Starting from 15 June 2022, ENEA's atmospheric pollution analysis and forecasting system, MINNI, is officially part of the Copernicus Atmospheric Monitoring Service consortium (CAMS2_40), managed by the European Center for Medium-range Weather Forecasts(ECMWF) on behalf of the European Commission.
CAMS brings together the leading European teams developing numerical models for air quality. Through this consortium, regional air quality forecasts are delivered daily, and they cover the following 4 days.
The models included in the consortium are 11: CHIMERE from INERIS (France), EMEP from MET Norway (Norway), EURAD-IM from Jülich IEK (Germany), LOTOS-EUROS from KNMI and TNO (Netherlands), MATCH from SMHI (Sweden ), MOCAGE from Meteo-France (France), SILAM from FMI (Finland), DEHM from AARHUS UNIVERSITY (Denmark), GEM-AQ from IEP-NRI (Poland), MONARCH from BSC (Spain) and MINNI from ENEA (Italy) . MINNI is based on the chemical-transport model FARM.
The ensemble products cover a range of pollutants including those regulated in the European Union: ozone, nitrogen dioxide, sulphur dioxide, and fine particulate matter PM2.5 and PM10. The forecasts and analyses are provided on a regular grid with a resolution of about 10km by 10km over a large domain encompassing Iceland and the whole Mediterranean basin.
ENEA's participation in the CAMS Regional Air Quality Production started officially in 2018, with a 3-year "benchmark" period, for setting-up and operating the forecast system in parallel with the operational real-time service. At that time, MINNI had been working for years supporting the Italian Ministry of Environment and running on a national domain. In 2015, it was first switched to forecasting mode on a national basis (FORAIR-IT, starting from a previous suite developed by Arianet s.r.l, Qualearia).

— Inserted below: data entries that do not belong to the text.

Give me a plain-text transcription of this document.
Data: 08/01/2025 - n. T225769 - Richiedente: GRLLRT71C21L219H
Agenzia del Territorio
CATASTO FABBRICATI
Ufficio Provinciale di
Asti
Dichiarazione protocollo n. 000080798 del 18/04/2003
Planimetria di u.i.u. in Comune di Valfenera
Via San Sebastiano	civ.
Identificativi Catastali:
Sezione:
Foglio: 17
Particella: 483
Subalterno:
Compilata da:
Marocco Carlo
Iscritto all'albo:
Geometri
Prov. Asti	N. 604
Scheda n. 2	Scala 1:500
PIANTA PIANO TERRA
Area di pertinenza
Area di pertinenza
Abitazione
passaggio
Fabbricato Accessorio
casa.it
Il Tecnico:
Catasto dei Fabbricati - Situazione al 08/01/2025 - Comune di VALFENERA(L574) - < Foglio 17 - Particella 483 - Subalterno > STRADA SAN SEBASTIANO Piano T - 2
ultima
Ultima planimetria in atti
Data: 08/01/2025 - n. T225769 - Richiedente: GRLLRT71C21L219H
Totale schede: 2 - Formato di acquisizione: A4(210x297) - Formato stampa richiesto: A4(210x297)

The advantage of an ensemble over a single model is that it benefits from a set of forecasts of similar general skill. The slight differences between models allows assessment of uncertainty: the more similar the individual forecasts, the lower the uncertainty. Uncertainty information is essential for CAMS users, for decision making within the agencies managing air quality in the European Union.
As CAMS operates under stringent time-critical conditions (daily simulations,involving significant data flows in input and output), having 11 systems means also that the possibility of receiving several individual forecasts in time becomes more likely, making the ensemble more robust. Finally, as models are developed in different countries, the ensemble benefits from a wider range of expertise that would not be available in any single country.